Southwest Arizona Riparian Features
Mesquite Bosque
SMALL FOREST
Mesquite bosques are happiest around desert rivers where they can find water most of the year. The velvet mesquite is a common Southern Arizona tree that has a dark high-relief bark and its branches spread out low. That feature creates an interesting canopy when many mesquite form a “small forest,” known as a bosque. The tree is a plant found in woodlands of the Sonoran Desert, usually along washes or rivers, and are home to many insects, birds, and even mammals. Bark scorpions, the most venomous of North American species, are common to the Sonoran, and said to favor these trees.
From the National Park Service:
“Today, the mesquite bosque of Tumacacori [Mission along the Santa Cruz south of Tucson] protects the threatened yellow-billed cuckoo and other rare species. It provided the O’odham, and later the Spanish, with wood, medicine, and food.
Mesquite flowers provide important pollen and nectar for wildlife. The flowers are crowded into long spikes called catkins. When fertilized, the flowers form long green fruits that resemble string beans. They grow and mature through the summer, turning tan or streaked with red.
The beans can be eaten at all stages of their growth. The O'odham ate them as a vegetable when green, and ground the pods into a sweet, nutty flour when ripe. They are favored by many animals, including hares, pocket mice, kangaroo rats, pack rats, and javelinas.
Although honey mesquite can be found in the region, the velvet mesquite (Prosopis velutina) dominates the landscape of Tumacácori. Some theorize that the Spanish introduction of cattle accelerated the spread of mesquite bosques in the Pimería Alta.”
Cienega
WETLAND SYSTEM
A ciénega, sometimes spelled with an “a” in place of the second “e,” is a wetland system unique to the American Southwest. Ciénagas are wet meadows of freshwater, always saturated on much of the surface by ground sources. They may cover the entire basin of a valley and are relatively flat. Between the Southwestern Arizona “archipelago” mountain chains, there are locations where aquifers and springs may support other drainage into the ciénaga. In modern times, much of the wetland is depressed between banks of a few feet.
From Wikipedia:
“Ciénagas are usually associated with seeps or springs, found in canyon headwaters or along margins of streams. Ciénagas often occur because the geomorphology forces water to the surface, over large areas, not merely through a single pool or channel. In a healthy ciénaga, water slowly migrates through long, wide-scale mats of thick, sponge-like wetland sod.
Ciénaga soils are squishy, permanently saturated, highly organic, black in color or anaerobic. Highly adapted sedges, rushes and reeds are the dominant plants, with succession plants—Goodding's willow, Fremont cottonwoods and scattered Arizona walnuts—found on drier margins, down-valley in healthy ciénagas where water goes underground or along the banks of incised ciénagas.
Ciénagas are not considered true swamps due to their lack of trees, which will drown in historic ciénagas. However, trees do grow in many damaged or drained ciénagas, making the distinction less clear.”
Riparian Zone
INTERFACE BETWEEN LAND AND RIVER
The Santa Cruz River starts in the United States, but crosses south into the state of Sonora, Mexico before heading north again into Arizona. It begins in the San Rafael Valley, flowing south just into Mexico before making a nearly 180-degree turn back into the United States. There, it flows from south to north, eventually joining with the waters of the Gila. The Santa Cruz provides critical habitat for threatened and endangered species including a wide variety of birds. Arizona has more than 140 bird species and has become a bird-watching destination. The Tucson Audubon Society has a guide to great locations on their site.

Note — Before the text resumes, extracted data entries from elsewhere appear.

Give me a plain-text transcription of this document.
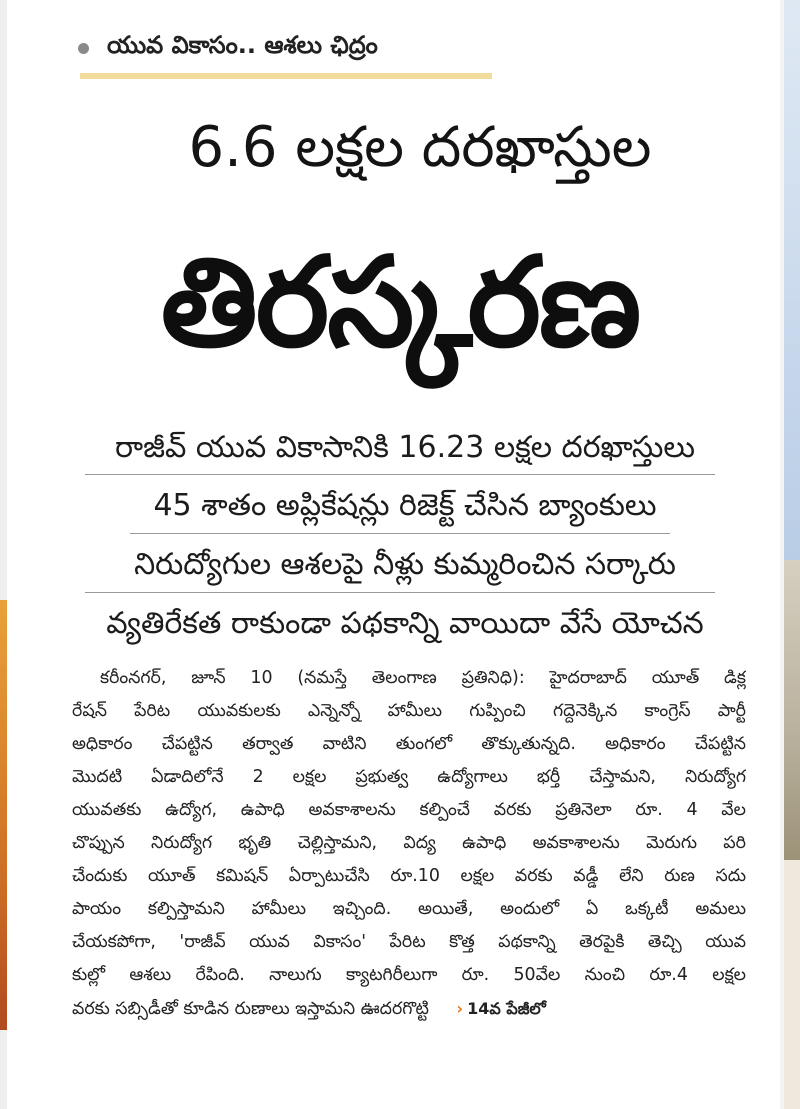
యువ వికాసం.. ఆశలు ఛిద్రం
6.6 లక్షల దరఖాస్తుల
తిరస్కరణ
రాజీవ్ యువ వికాసానికి 16.23 లక్షల దరఖాస్తులు
45 శాతం అప్లికేషన్లు రిజెక్ట్ చేసిన బ్యాంకులు
నిరుద్యోగుల ఆశలపై నీళ్లు కుమ్మరించిన సర్కారు
వ్యతిరేకత రాకుండా పథకాన్ని వాయిదా వేసే యోచన
కరీంనగర్, జూన్ 10 (నమస్తే తెలంగాణ ప్రతినిధి): హైదరాబాద్ యూత్ డిక్ల
రేషన్ పేరిట యువకులకు ఎన్నెన్నో హామీలు గుప్పించి గద్దెనెక్కిన కాంగ్రెస్ పార్టీ
అధికారం చేపట్టిన తర్వాత వాటిని తుంగలో తొక్కుతున్నది. అధికారం చేపట్టిన
మొదటి ఏడాదిలోనే 2 లక్షల ప్రభుత్వ ఉద్యోగాలు భర్తీ చేస్తామని, నిరుద్యోగ
యువతకు ఉద్యోగ, ఉపాధి అవకాశాలను కల్పించే వరకు ప్రతినెలా రూ. 4 వేల
చొప్పున నిరుద్యోగ భృతి చెల్లిస్తామని, విద్య ఉపాధి అవకాశాలను మెరుగు పరి
చేందుకు యూత్ కమిషన్ ఏర్పాటుచేసి రూ.10 లక్షల వరకు వడ్డీ లేని రుణ సదు
పాయం కల్పిస్తామని హామీలు ఇచ్చింది. అయితే, అందులో ఏ ఒక్కటీ అమలు
చేయకపోగా, 'రాజీవ్ యువ వికాసం' పేరిట కొత్త పథకాన్ని తెరపైకి తెచ్చి యువ
కుల్లో ఆశలు రేపింది. నాలుగు క్యాటగిరీలుగా రూ. 50వేల నుంచి రూ.4 లక్షల
వరకు సబ్సిడీతో కూడిన రుణాలు ఇస్తామని ఊదరగొట్టి › 14వ పేజీలో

From the National Park Service:
“Where underlying bedrock slopes up, the water is forced to the surface. The O’odham situated their villages in these locations, known as “gaining reaches,” to take advantage of the reliable water source. Later settlers followed suit.
The river provided not only water for drinking and irrigation, but habitat for the complex web of life that supported human settlement. It contributed to every basket, meal, article of clothing, medicine, and cultural practice. Literally every item a person touched over the course of a lifetime connected back to the Santa Cruz River corridor.

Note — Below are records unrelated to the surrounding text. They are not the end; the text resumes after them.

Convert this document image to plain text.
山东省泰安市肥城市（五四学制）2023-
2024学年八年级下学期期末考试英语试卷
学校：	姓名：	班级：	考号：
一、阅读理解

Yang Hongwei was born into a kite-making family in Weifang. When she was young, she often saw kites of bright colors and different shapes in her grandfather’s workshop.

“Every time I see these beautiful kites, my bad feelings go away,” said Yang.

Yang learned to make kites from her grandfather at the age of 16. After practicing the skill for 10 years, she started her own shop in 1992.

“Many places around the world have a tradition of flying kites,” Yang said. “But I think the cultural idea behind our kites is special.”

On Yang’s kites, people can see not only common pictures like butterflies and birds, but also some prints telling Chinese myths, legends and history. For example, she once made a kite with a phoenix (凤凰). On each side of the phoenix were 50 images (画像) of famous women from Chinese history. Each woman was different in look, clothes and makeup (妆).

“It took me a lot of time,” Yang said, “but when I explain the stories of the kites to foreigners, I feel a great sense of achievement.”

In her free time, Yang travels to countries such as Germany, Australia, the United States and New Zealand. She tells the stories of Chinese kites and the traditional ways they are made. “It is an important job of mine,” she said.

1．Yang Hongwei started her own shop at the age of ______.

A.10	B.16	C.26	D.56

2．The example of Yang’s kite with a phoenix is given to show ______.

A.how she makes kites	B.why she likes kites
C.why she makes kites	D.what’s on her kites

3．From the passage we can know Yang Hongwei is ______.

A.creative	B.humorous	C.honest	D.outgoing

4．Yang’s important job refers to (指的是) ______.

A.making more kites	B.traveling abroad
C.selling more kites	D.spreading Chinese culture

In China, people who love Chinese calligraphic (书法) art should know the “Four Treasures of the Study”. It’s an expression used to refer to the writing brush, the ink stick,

Today, the cottonwood-willow environment along the Santa Cruz is one of the most rare and endangered habitats in the United States. The river‘s plant and animal communities and water quality are threatened by climate change and modern land use. The stretch of river that flows through Tumacácori is now composed almost entirely of treated effluent, released from the Nogales International Wastewater Treatment Facility in Rio Rico, Arizona. Although this supplemental water source has supported the return of the endangered Gila topminnow (Poeciliopsis occidentalis), it is not safe for human consumption. Avoid contact.”